John Moore dit avoir fait face à des réactions vives de la part de collègues à la publication de ce livre blanc, et y voit « une sorte de nouveau déni climatique ». « De nombreux scientifiques ne veulent pas admettre que nous avons besoin d’autres mesures maintenant, parce que les gouvernements et les citoyens refusent tout simplement de procéder aux réductions draconiennes des émissions nécessaires », avance-t-il.
Christophe Kinnard voit plutôt d’un bon œil l’idée d’élargir les recherches sur la géo-ingénierie. « Nous n’avons peut-être plus le luxe, en effet, de ne pas regarder du côté de ces interventions, en complément des efforts faits pour réduire les émissions. Et si nous examinons ces questions, il faut le faire, comme le dit le livre blanc, en toute transparence, et en impliquant différentes disciplines : glaciologie, climatologie, ingénierie, sciences humaines et sociales… Tant que cela reste au niveau des chercheurs, j’ai confiance. Mais ai-je des craintes quant à une possible récupération par des acteurs qui auraient intérêt à ne pas diminuer les émissions ? Absolument. »
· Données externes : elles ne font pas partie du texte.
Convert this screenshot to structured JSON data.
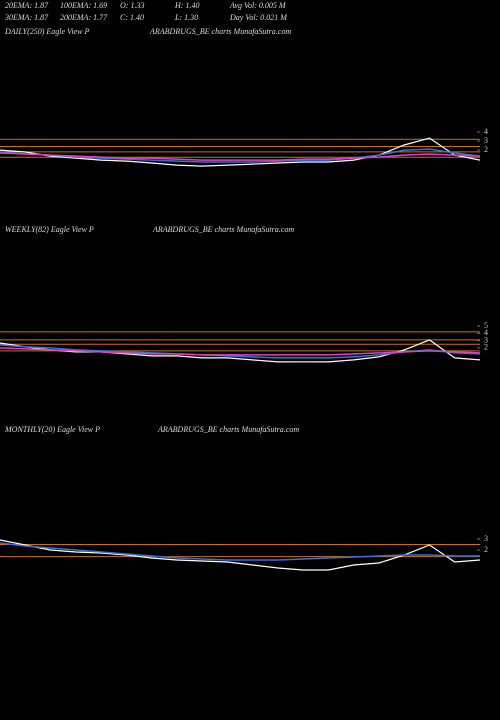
{
  "stats": [
    [
      "20EMA: 1.87",
      "100EMA: 1.69",
      "O: 1.33",
      "H: 1.40",
      "Avg Vol: 0.005 M"
    ],
    [
      "30EMA: 1.87",
      "200EMA: 1.77",
      "C: 1.40",
      "L: 1.30",
      "Day Vol: 0.021 M"
    ]
  ],
  "chart_data": [
    {
      "type": "line",
      "title": "DAILY(250) Eagle  View  P",
      "subtitle": "ARABDRUGS_BE charts MunafaSutra.com",
      "ylim": [
        -5.2,
        14.2
      ],
      "yticks": [
        2,
        3,
        4
      ],
      "levels": [
        3.2,
        2.4,
        1.8,
        1.2
      ],
      "level_color": "#c87020",
      "series": [
        {
          "name": "Price",
          "color": "#ffffff",
          "values": [
            2,
            1.78,
            1.33,
            1.11,
            0.89,
            0.78,
            0.56,
            0.33,
            0.22,
            0.33,
            0.44,
            0.56,
            0.67,
            0.67,
            0.89,
            1.44,
            2.56,
            3.33,
            1.44,
            0.89
          ]
        },
        {
          "name": "EMA",
          "color": "#3a6fd8",
          "values": [
            1.78,
            1.56,
            1.44,
            1.22,
            1.11,
            1.0,
            0.89,
            0.78,
            0.67,
            0.67,
            0.67,
            0.78,
            0.89,
            0.89,
            1.11,
            1.44,
            2.0,
            2.11,
            1.67,
            1.33
          ]
        },
        {
          "name": "MA",
          "color": "#e040c0",
          "values": [
            1.67,
            1.56,
            1.44,
            1.33,
            1.22,
            1.11,
            1.11,
            1.0,
            0.89,
            0.89,
            0.89,
            0.89,
            1.0,
            1.0,
            1.11,
            1.22,
            1.44,
            1.56,
            1.44,
            1.33
          ]
        }
      ]
    },
    {
      "type": "line",
      "title": "WEEKLY(82) Eagle  View  P",
      "subtitle": "ARABDRUGS_BE charts MunafaSutra.com",
      "ylim": [
        -7.2,
        16.8
      ],
      "yticks": [
        2,
        3,
        4,
        5
      ],
      "levels": [
        4.2,
        3.1,
        2.5,
        1.6
      ],
      "level_color": "#c87020",
      "series": [
        {
          "name": "Price",
          "color": "#ffffff",
          "values": [
            2.68,
            2.14,
            1.73,
            1.45,
            1.45,
            1.18,
            0.9,
            0.9,
            0.63,
            0.63,
            0.36,
            0.08,
            0.1,
            0.08,
            0.36,
            0.77,
            1.73,
            3.1,
            0.63,
            0.36
          ]
        },
        {
          "name": "EMA",
          "color": "#3a6fd8",
          "values": [
            2.41,
            2.14,
            2.0,
            1.73,
            1.59,
            1.45,
            1.32,
            1.18,
            1.04,
            0.9,
            0.77,
            0.63,
            0.63,
            0.63,
            0.77,
            1.04,
            1.45,
            1.73,
            1.32,
            1.18
          ]
        },
        {
          "name": "MA",
          "color": "#e040c0",
          "values": [
            2.0,
            1.86,
            1.73,
            1.59,
            1.45,
            1.32,
            1.18,
            1.18,
            1.04,
            1.04,
            1.04,
            1.04,
            1.04,
            1.04,
            1.18,
            1.32,
            1.45,
            1.59,
            1.45,
            1.32
          ]
        }
      ]
    },
    {
      "type": "line",
      "title": "MONTHLY(20) Eagle  View  P",
      "subtitle": "ARABDRUGS_BE charts MunafaSutra.com",
      "ylim": [
        -13,
        12
      ],
      "yticks": [
        2,
        3
      ],
      "levels": [
        2.5,
        1.4
      ],
      "level_color": "#c87020",
      "series": [
        {
          "name": "Price",
          "color": "#ffffff",
          "values": [
            2.91,
            2.45,
            2.0,
            1.82,
            1.73,
            1.55,
            1.27,
            1.09,
            1.0,
            0.91,
            0.64,
            0.36,
            0.18,
            0.18,
            0.64,
            0.82,
            1.55,
            2.45,
            0.91,
            1.09
          ]
        },
        {
          "name": "EMA",
          "color": "#3a6fd8",
          "values": [
            2.64,
            2.36,
            2.18,
            2.0,
            1.82,
            1.64,
            1.45,
            1.27,
            1.18,
            1.09,
            1.09,
            1.09,
            1.18,
            1.27,
            1.36,
            1.45,
            1.55,
            1.55,
            1.45,
            1.45
          ]
        }
      ]
    }
  ]
}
Les organisations internationales ne semblent, elles non plus, pas épargnées par ce malaise. Le GIEC lui-même s’était montré très peu disert sur ce thème dans son dernier rapport de synthèse : un unique paragraphe, concernant une seule autre approche d’ingénierie climatique (le réfléchissement d’une partie du rayonnement solaire), apparaissait dans la version longue du rapport, mais pas dans le résumé pour les décideurs. Ce paragraphe était par ailleurs focalisé sur les risques. « Au moment de la production de cette synthèse, nous n’en savions pas assez pour en dire plus. Mais la recherche avance, et la géo-ingénierie sera très certainement traitée plus longuement dans le prochain rapport », précise Gerhard Krinner. Un rapport qui rappellera probablement que de très lourdes incertitudes pèsent encore sur les risques associés à la géo-ingénierie, et que celle-ci ne permettra en aucune manière de revenir au climat pré-réchauffement.
Bref, la discussion scientifique se met en place, et les points de vue s’affrontent lors de colloques, et par publications, rapports, livres blancs et tribunes interposés, comme il est sain que ce soit le cas dans le domaine scientifique. Ce débat ne doit en tout cas pas nous faire oublier que le choix de consacrer ou non des ressources publiques à ces recherches, et au-delà la décision d’user ou non de techniques de géo-ingénierie, engage la communauté humaine tout entière et ne peut ni ne doit reposer sur les épaules des seuls scientifiques.